This second loss of her purse, she suffered Sir Jaspar, without any attempt at justification, to call an active epigram upon modern female drapery; which prefers continual inconvenience, innumerable privations, and the most distressing untidiness, to the antique habit of modesty and good housewifery, which, erst, left the public display of the human figure to the statuary; deeming that to support the female character was more essential than to exhibit the female form.
This second loss, also, by carrying back her reflections to the first, brought to her mind several circumstances, which cast a new light upon that origin of the various misfortunes and adventures which had followed her arrival; and all her recollections, now she knew the rapacity and worthlessness of the pilot, pointed out to her that she had probably been robbed, at the moment when, impulsively, she was pouring forth, upon her knees, her thanks for her deliverance. Her work-bag, which, upon that occasion, she had deposited upon her seat, she remembered, though she had then attributed it to his vigilance and care, seeing in his hands, when she arose.

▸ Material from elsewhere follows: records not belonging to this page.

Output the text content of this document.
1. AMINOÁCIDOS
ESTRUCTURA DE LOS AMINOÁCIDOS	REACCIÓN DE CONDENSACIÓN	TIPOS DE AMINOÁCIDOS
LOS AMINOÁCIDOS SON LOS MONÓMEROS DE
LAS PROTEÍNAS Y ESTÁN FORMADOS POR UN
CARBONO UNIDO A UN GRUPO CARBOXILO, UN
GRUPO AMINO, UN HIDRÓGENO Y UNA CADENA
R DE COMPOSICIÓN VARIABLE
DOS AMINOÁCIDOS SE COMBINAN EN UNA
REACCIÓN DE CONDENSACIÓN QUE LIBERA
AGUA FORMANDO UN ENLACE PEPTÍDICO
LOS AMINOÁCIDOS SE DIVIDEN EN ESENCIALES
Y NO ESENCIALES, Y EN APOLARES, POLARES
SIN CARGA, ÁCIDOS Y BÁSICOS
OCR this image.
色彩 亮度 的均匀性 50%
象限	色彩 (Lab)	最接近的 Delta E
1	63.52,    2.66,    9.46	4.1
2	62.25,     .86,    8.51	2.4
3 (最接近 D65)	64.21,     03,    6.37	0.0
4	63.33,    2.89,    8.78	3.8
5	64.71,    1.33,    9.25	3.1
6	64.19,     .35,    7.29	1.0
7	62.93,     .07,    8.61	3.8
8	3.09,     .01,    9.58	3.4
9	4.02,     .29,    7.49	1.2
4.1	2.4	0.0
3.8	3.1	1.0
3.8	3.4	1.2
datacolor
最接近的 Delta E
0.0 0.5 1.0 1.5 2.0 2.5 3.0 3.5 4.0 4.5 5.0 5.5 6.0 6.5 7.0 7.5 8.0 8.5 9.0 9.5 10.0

Arrived at the farm-house, they found themselves expected by the farmer and his wife, who paid the utmost respect to Sir Jaspar; but who saw, with an air of evidently suspicious surprize, the respect which he himself paid to Mrs Betty, the nurse-maid; whose beauty, with her rustic attire, and disordered hair, would have made them instantly conclude her to be a lost young creature, had not the decency of her look, the dignity of her manner, and the grief visible in her countenance, spoken irresistibly in favour of her innocence. They spoke not, however, in favour of that of Sir Jaspar, whose old character of gallantry was well known to them; and induced their belief, that he was inveigling this young woman from her friends, for her moral destruction. They accommodated her, nevertheless, for the night; but, whatever might be their pity, determined, should the Baronet visit her the next day, to invent some other occupation for their spare bedroom.
Unenviable was that night, as passed by their lodger, however acceptable to her was any asylum. She spent it in continual alarm; now shaking with the terrour of pursuit; now affrighted with the prospect of being pennyless; now shocked to find herself cast completely into the power of a man, who, however aged, was her professed admirer; and now distracted by varying resolutions upon the measures which she ought immediately to take. And when, for a few minutes, her eyes, from extreme fatigue, insensibly closed, her dreams, short and horrible, renewed the dreadful event of the preceding day; again she saw herself pursued; again felt herself seized; and she blessed the piercing shrieks with which she awoke, though they brought to her but the transient relief that she was safe for the passing moment.
CHAPTER LXXXIII
Sir Jaspar arrived late the next morning, in wrath, he said, with his valet, who was not yet returned with the result of his enquiries from the inn; but before Juliet could express any uneasiness at the delay, the farmer and his wife, in evident confusion, though with professions of great respect, humbly besought that his honour would excuse their mentioning, that they expected a relation, to pass some days with them, who would want the spare apartment.
The Baronet, however displeased, humourously answered that their relation was mightily welcome to pass his days with them, provided he would be so kind as to go to the neighbouring public-house to take his dreams: but Juliet, much hurt, though with an air of dignity that made her hosts look more abashed than herself, desired that she might not incommode the family; and entreated Sir Jaspar to convey her to the nearest town.
Sir Jaspar, rather to confound than to gratify the farmer, flung down a guinea, which the man vainly sought to decline; and then led the way to the carriage; at the door of which, stopping, he said, with an arch smile, that he was not yet superannuated enough to take place of a fair female; and desired that Mrs Betty would get in first.